Convolutional & Recurrent Networks

CNNs assume locality and translation-invariance; RNNs assume sequence. The pre-transformer architectures of the 2012–2017 deep-learning boom; biases live on inside transformers.

Suggested next → Visual Perception · MIND

The brief

By the late 1980s, Yann LeCun at Bell Labs had a working convolutional neural network reading handwritten zip codes for the US Postal Service — a real product, doing real work, mostly ignored outside the lab. The architecture even had a name, LeNet, and a clear lineage back to the visual cortex, yet CNNs sat at the margins of computer vision for two decades, starved of the data and the compute they needed to shine. Then in 2012 AlexNet (Krizhevsky, Sutskever, Hinton) won the ImageNet competition by a margin so wide that hand-engineered computer-vision pipelines, the accumulated craft of a generation of researchers, were essentially abandoned overnight; the difference was not a new idea but enough labelled images and a way to train on graphics hardware. The recurrent neural network, with its LSTM and GRU refinements, ran the parallel story for sequences — translation, speech, language modelling — until 2017, when transformers replaced it in nearly every application.

Both architectures are inductive biases: assumptions about the structure of the data, baked into the network so that less of the structure has to be learned from scratch. A CNN assumes that meaningful features are local (a pixel's relationship to its neighbours matters more than to a pixel across the image) and translation-invariant (a cat is a cat anywhere in the frame). It implements those assumptions with a convolution — a small filter, or receptive field, slid across the image, reusing the same weights at every position so that one learned pattern detects its feature everywhere at once. That weight sharing is also what makes the network compact: a handful of filters stand in for what a fully connected layer would need millions of parameters to express. Pooling then summarizes each region, discarding precise location to gain robustness to small shifts. Stack such layers and a hierarchy emerges on its own: early filters fire on edges and textures, middle layers on motifs and shapes, later ones on parts and whole objects — a coarse echo of how the visual system itself seems to build perception. An RNN takes the opposite shape of data as given — it assumes the input is a sequence and processes it one step at a time, carrying a hidden state forward as a running memory of what came before, a natural fit for language and time series. LSTMs and GRUs added gating mechanisms to combat vanishing gradients — the tendency for error signals to decay exponentially as they propagate back through long sequences, leaving distant context effectively unlearnable; the gates let the network choose what to remember, what to forget, and what to let through unchanged. CNNs still dominate computer vision (medical imaging, satellite imagery, video). RNNs have largely been deprecated in favour of transformers, which process whole sequences in parallel rather than step by step.
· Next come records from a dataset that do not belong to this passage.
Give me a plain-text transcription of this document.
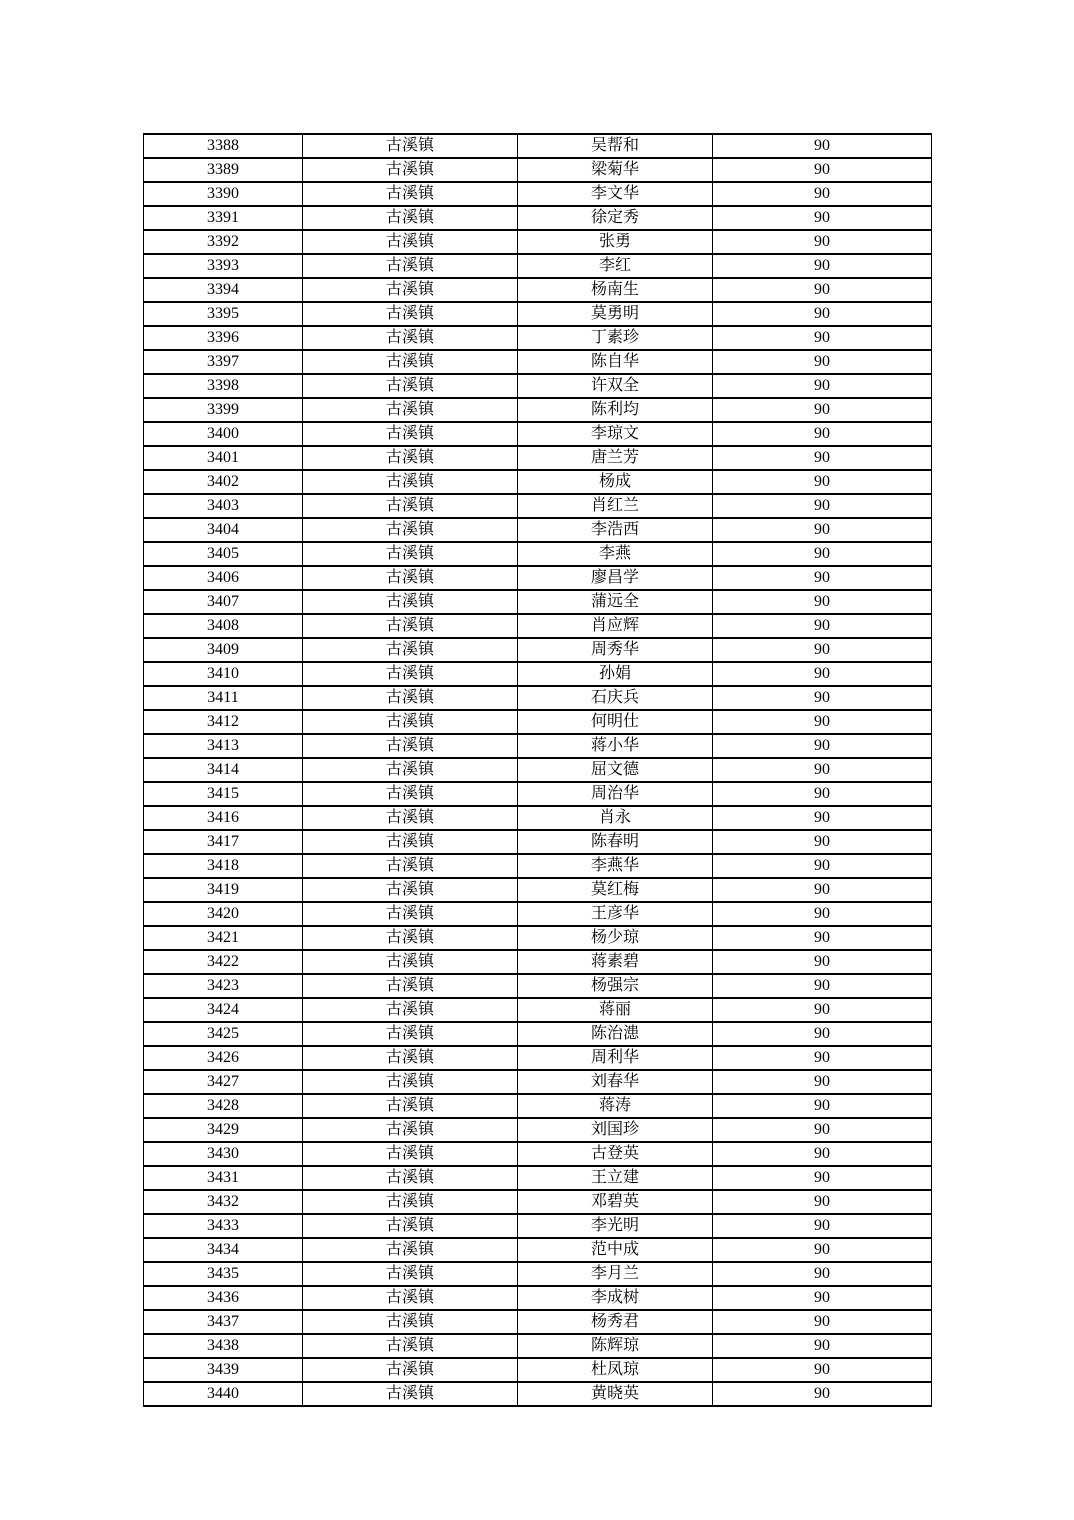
3388	古溪镇	吴帮和	90
3389	古溪镇	梁菊华	90
3390	古溪镇	李文华	90
3391	古溪镇	徐定秀	90
3392	古溪镇	张勇	90
3393	古溪镇	李红	90
3394	古溪镇	杨南生	90
3395	古溪镇	莫勇明	90
3396	古溪镇	丁素珍	90
3397	古溪镇	陈自华	90
3398	古溪镇	许双全	90
3399	古溪镇	陈利均	90
3400	古溪镇	李琼文	90
3401	古溪镇	唐兰芳	90
3402	古溪镇	杨成	90
3403	古溪镇	肖红兰	90
3404	古溪镇	李浩西	90
3405	古溪镇	李燕	90
3406	古溪镇	廖昌学	90
3407	古溪镇	蒲远全	90
3408	古溪镇	肖应辉	90
3409	古溪镇	周秀华	90
3410	古溪镇	孙娟	90
3411	古溪镇	石庆兵	90
3412	古溪镇	何明仕	90
3413	古溪镇	蒋小华	90
3414	古溪镇	屈文德	90
3415	古溪镇	周治华	90
3416	古溪镇	肖永	90
3417	古溪镇	陈春明	90
3418	古溪镇	李燕华	90
3419	古溪镇	莫红梅	90
3420	古溪镇	王彦华	90
3421	古溪镇	杨少琼	90
3422	古溪镇	蒋素碧	90
3423	古溪镇	杨强宗	90
3424	古溪镇	蒋丽	90
3425	古溪镇	陈治漶	90
3426	古溪镇	周利华	90
3427	古溪镇	刘春华	90
3428	古溪镇	蒋涛	90
3429	古溪镇	刘国珍	90
3430	古溪镇	古登英	90
3431	古溪镇	王立建	90
3432	古溪镇	邓碧英	90
3433	古溪镇	李光明	90
3434	古溪镇	范中成	90
3435	古溪镇	李月兰	90
3436	古溪镇	李成树	90
3437	古溪镇	杨秀君	90
3438	古溪镇	陈辉琼	90
3439	古溪镇	杜凤琼	90
3440	古溪镇	黄晓英	90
Why nowThe deep lesson is that the right inductive bias — locality for images, sequentiality for text — is what made deep learning work on each domain before enough data and compute existed for the bias to become unnecessary. Transformers are a more general architecture that learns the structure rather than assuming it; they need more data and compute to do so, but the result generalizes further, which is why they swept first through language and then into vision. Modern vision is increasingly vision transformers (ViT, 2020) rather than CNNs — though hybrids and pure CNNs (ConvNeXt, 2022) remain fully competitive, a reminder that no single architecture has the last word, and the lines between the two families keep blurring. The conceptual descendants of convolution and recurrence live on inside transformer variants, often unrecognized: locality reappears as windowed attention, recurrence as the cached state of a model generating one token at a time.